Extensions of the constant family of Harish-Chandra pairs of $SL_2(\mathbb{R})$
Eyal Subag
TL;DR
This work classifies algebraic extensions of the constant Harish-Chandra pair $(\mathfrak{sl}_2(\mathbb{C}),SO(2,\mathbb{C}))/\mathbb{C}^{\times}$ over both the affine and projective complex lines. It constructs a family \( (\boldsymbol{\mathfrak{g}}(n),SO(2,\mathbb{C})) \) for each \(n\in\mathbb{N}_0\), with special cases: \(n=0\) giving the constant family, \(n=1\) yielding a contraction, and \(n=2\) a deformation; crucially, the contraction \(n=1\) is universal in the sense that every extension is a pullback of it. The paper develops canonical realizations inside the constant family, analyzes morphisms between extensions and their localizations, and describes the centers of the corresponding universal enveloping algebras via Casimir-type elements. Over \(\mathbb{P}^1_{\mathbb{C}}\) it provides a complete classification of extensions and shows that they correspond to vector bundle decompositions \(\mathcal{O}(0)\oplus\mathcal{O}(-k)\oplus\mathcal{O}(k+n-m)\) with explicit gluing maps.
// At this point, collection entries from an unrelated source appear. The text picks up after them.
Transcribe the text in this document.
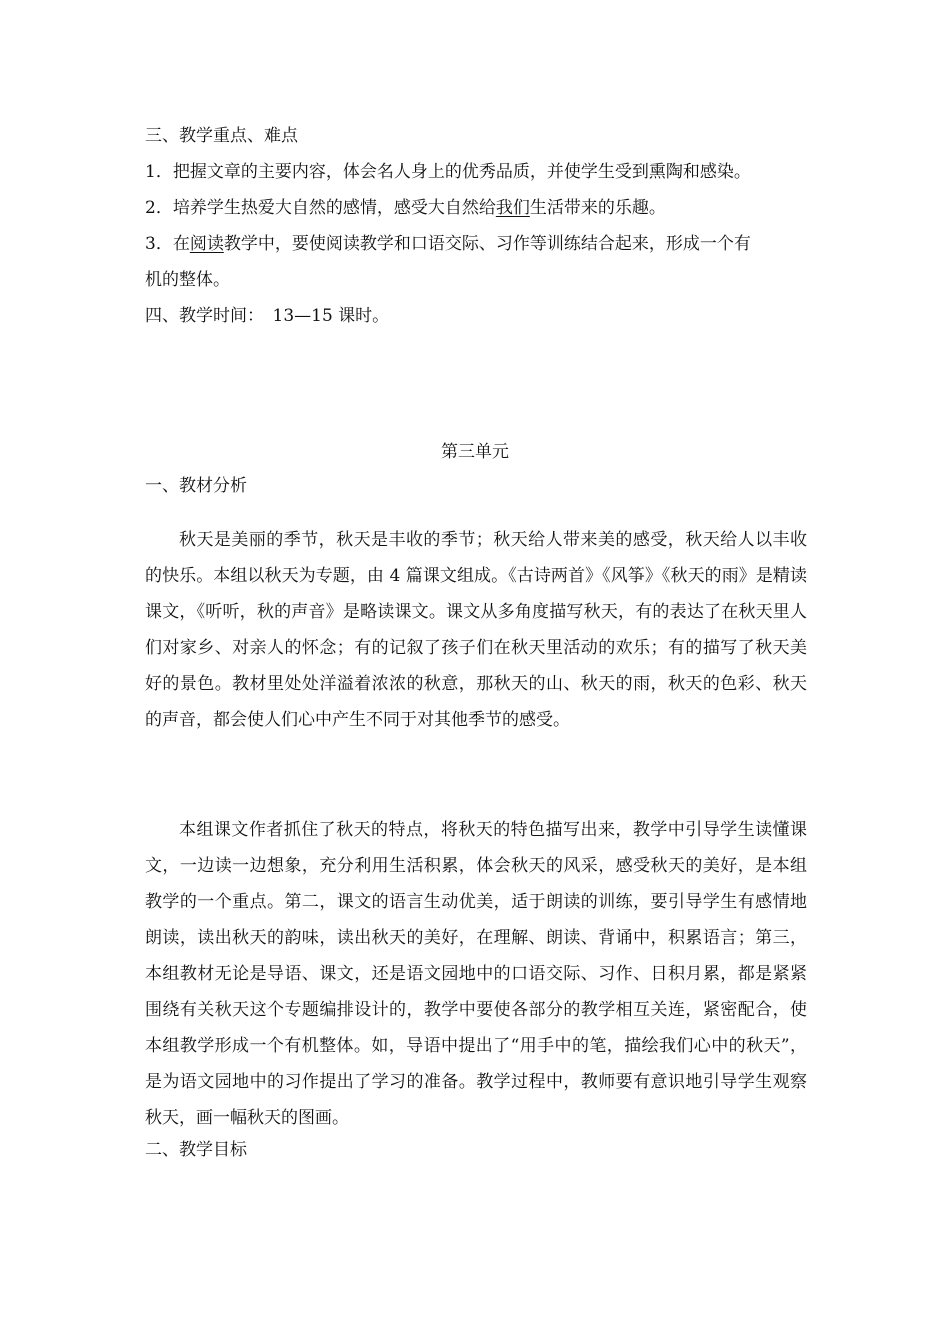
三、教学重点、难点
1．把握文章的主要内容，体会名人身上的优秀品质，并使学生受到熏陶和感染。
2．培养学生热爱大自然的感情，感受大自然给我们生活带来的乐趣。
3．在阅读教学中，要使阅读教学和口语交际、习作等训练结合起来，形成一个有
机的整体。
四、教学时间：　13—15 课时。
第三单元
一、教材分析
秋天是美丽的季节，秋天是丰收的季节；秋天给人带来美的感受，秋天给人以丰收的快乐。本组以秋天为专题，由 4 篇课文组成。《古诗两首》《风筝》《秋天的雨》是精读课文，《听听，秋的声音》是略读课文。课文从多角度描写秋天，有的表达了在秋天里人们对家乡、对亲人的怀念；有的记叙了孩子们在秋天里活动的欢乐；有的描写了秋天美好的景色。教材里处处洋溢着浓浓的秋意，那秋天的山、秋天的雨，秋天的色彩、秋天的声音，都会使人们心中产生不同于对其他季节的感受。
本组课文作者抓住了秋天的特点，将秋天的特色描写出来，教学中引导学生读懂课文，一边读一边想象，充分利用生活积累，体会秋天的风采，感受秋天的美好，是本组教学的一个重点。第二，课文的语言生动优美，适于朗读的训练，要引导学生有感情地朗读，读出秋天的韵味，读出秋天的美好，在理解、朗读、背诵中，积累语言；第三，本组教材无论是导语、课文，还是语文园地中的口语交际、习作、日积月累，都是紧紧围绕有关秋天这个专题编排设计的，教学中要使各部分的教学相互关连，紧密配合，使本组教学形成一个有机整体。如，导语中提出了“用手中的笔，描绘我们心中的秋天”，是为语文园地中的习作提出了学习的准备。教学过程中，教师要有意识地引导学生观察秋天，画一幅秋天的图画。
二、教学目标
These results give a robust algebraic framework for understanding contractions and deformations of representations in the Harish-Chandra setting and illuminate their geometric realization on affine and projective bases.
Abstract
We study and classify algebraic families of Harish-Chandra pairs over the complex affine line and over the complex projective line with generic fiber that is isomorphic to the Harish-Chandra pair of $SL_2(\mathbb{R})$.